Shoreditch Met. B. 1.85 0.65 41.1 32.0
Finsbury Met. B. 1.84 0.67 42.8 34.0
Bethnal Green Met. B. 1.51 0.68 36.3 27.8
Stepney Met. B. 1.52 0.69 34.0 29.0
South Shields C.B. 1.07 0.71 32.2 36.5
Gateshead C.B. 1.08 0.72 31.3 37.0
Southwark Met. B. 1.62 0.73 36.3 23.5
Bermondsey Met. B. 1.57 0.75 31.3 23.2
Poplar Met. B. 1.62 0.76 28.5 21.2
Sunderland C.B. 1.46 0.76 28.9 33.8
Newcastle-on-Tyne C.B. 1.08 0.78 27.8 33.6
Tynemouth C.B. 1.07 0.78 27.8 34.4
St. Helens C.B. 1.07 0.79 15.2 21.0
St. Pancras Met. B. 2.30 0.82 36.1 22.4
Islington Met.B. 2.12 0.85 31.2 19.4
West Ham C.B. 1.43 0.85 19.2 16.4
Wigan C.B. 1.17 0.87 18.5 15.3
Dewsbury C.B. 1.00 0.88 24.2 18.0
West Bromwich C.B. 1.04 0.88 10.3 17.1
Middlesbrough C.B. 1.09 0.89 13.3 16.0
Dudley C.B. 1.03 0.91 11.4 16.8
Plymouth C.B. 1.84 0.93 25.7 16.9
West Hartlepool C.B. 1.10 0.93 11.3 17.8
Carlisle C.B. 1.04 0.94 13.3 19.0
Darlington C.B. 1.06 0.94 11.2 17.2
Tottenharn U.D. 1.40 0.95 13.2 10.0
Hackney Met. B. 1.67 0.95 18.6 11.5

From such guides as these given in Table 30 of the General Tables Volume for every borough, urban district and rural district in the country, a fair comparative view of the housing conditions in each locality may be obtained. They provide a simple if approximate means of classification, and from them a selection may readily be made, if desired, of those areas for the more complete examination of which the greater detail given in the county volumes or a more exhaustive knowledge of local conditions is desirable.
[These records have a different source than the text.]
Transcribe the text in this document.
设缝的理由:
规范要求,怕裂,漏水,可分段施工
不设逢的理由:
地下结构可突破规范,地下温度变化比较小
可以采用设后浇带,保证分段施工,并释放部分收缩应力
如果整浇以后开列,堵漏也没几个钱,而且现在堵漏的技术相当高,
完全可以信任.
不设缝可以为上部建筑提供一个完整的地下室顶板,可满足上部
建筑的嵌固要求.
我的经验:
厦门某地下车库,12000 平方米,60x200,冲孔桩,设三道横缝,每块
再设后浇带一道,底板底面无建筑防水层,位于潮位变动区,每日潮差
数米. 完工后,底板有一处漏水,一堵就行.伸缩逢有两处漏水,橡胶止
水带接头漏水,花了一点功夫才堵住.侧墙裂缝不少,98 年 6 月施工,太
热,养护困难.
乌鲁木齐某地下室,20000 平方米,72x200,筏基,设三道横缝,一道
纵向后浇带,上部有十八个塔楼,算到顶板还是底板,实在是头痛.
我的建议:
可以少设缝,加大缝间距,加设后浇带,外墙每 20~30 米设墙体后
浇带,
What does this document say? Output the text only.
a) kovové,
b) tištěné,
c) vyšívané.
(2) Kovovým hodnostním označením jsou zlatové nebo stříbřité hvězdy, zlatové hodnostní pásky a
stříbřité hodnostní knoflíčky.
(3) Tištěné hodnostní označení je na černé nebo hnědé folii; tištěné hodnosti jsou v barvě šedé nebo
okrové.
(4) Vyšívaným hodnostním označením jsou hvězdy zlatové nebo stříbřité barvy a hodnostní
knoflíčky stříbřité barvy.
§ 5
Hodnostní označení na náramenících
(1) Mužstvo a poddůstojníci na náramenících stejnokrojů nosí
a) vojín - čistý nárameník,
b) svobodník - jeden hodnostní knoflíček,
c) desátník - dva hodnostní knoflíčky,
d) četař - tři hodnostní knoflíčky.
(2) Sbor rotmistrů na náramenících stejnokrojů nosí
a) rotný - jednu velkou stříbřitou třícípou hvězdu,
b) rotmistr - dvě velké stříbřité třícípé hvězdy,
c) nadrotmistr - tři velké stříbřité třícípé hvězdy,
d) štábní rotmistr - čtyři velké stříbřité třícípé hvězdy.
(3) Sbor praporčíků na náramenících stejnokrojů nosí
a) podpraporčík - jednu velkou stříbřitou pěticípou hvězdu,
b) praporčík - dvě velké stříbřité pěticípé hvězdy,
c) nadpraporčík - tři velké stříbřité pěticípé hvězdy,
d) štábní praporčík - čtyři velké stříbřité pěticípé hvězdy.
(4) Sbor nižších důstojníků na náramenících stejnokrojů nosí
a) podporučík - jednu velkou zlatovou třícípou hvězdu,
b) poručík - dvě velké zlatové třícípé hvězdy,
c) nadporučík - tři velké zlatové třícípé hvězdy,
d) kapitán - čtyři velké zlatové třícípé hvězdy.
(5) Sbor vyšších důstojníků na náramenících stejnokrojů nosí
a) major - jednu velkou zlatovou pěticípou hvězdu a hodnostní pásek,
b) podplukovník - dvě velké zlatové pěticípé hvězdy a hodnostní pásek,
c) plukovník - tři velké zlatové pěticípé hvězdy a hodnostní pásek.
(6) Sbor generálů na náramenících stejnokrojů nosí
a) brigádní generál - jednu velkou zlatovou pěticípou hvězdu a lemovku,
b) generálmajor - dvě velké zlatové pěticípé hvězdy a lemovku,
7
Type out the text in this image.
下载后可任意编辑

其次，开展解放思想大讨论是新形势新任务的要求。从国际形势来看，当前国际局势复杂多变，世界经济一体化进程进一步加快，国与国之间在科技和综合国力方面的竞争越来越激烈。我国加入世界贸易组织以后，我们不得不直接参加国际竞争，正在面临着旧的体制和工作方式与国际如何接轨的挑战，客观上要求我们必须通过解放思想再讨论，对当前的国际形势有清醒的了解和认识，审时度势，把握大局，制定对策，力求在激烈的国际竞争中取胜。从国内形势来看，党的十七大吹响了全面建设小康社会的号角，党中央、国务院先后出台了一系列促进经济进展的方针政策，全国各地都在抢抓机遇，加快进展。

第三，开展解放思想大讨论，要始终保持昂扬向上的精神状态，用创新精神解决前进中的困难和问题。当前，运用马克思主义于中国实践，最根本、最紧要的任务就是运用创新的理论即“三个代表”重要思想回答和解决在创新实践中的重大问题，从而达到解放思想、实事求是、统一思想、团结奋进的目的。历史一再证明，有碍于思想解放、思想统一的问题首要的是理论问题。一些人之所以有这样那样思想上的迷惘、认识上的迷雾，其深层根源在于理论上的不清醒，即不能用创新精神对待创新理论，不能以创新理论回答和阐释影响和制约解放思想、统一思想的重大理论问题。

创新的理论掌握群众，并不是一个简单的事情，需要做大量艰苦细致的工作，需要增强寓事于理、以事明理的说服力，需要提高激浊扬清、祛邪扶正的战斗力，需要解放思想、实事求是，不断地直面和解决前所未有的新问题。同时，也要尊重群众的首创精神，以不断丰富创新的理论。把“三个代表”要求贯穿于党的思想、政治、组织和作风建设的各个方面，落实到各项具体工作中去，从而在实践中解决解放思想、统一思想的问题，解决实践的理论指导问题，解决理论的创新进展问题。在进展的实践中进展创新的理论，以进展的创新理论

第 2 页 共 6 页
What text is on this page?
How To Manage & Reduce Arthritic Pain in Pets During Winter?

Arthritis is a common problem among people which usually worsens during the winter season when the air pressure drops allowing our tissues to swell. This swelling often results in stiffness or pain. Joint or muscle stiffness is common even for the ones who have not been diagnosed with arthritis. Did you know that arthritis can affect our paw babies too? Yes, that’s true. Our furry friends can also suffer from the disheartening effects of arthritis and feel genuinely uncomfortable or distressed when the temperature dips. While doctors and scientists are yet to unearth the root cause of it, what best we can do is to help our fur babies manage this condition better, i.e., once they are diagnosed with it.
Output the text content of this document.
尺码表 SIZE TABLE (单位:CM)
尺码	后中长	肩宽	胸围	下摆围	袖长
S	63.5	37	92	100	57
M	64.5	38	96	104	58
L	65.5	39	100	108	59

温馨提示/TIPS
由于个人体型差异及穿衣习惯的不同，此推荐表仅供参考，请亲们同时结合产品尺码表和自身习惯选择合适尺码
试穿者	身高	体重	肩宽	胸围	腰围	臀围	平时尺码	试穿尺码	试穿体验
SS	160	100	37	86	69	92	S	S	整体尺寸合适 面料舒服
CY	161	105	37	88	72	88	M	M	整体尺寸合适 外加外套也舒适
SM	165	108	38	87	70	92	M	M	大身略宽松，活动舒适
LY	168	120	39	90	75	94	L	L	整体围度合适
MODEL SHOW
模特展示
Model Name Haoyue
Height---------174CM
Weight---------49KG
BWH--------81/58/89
1 In 1911 the number of rooms in the occupation of each family or other occupier was inserted on the census schedule by the head of the family or other person in occupation or in charge of the dwelling (house, tenement or apartment). In 1921 the duty was assigned to the enumerator it appeared to form a natural step in the enumeration procedure and was thought to be of advantage with a view to securing a greater degree of uniformity in the treatment of this record particularly in those cases where a single separate dwelling was shared by two or more families and the rooms—some of which might be used in common—required to be apportioned amongst the several occupants.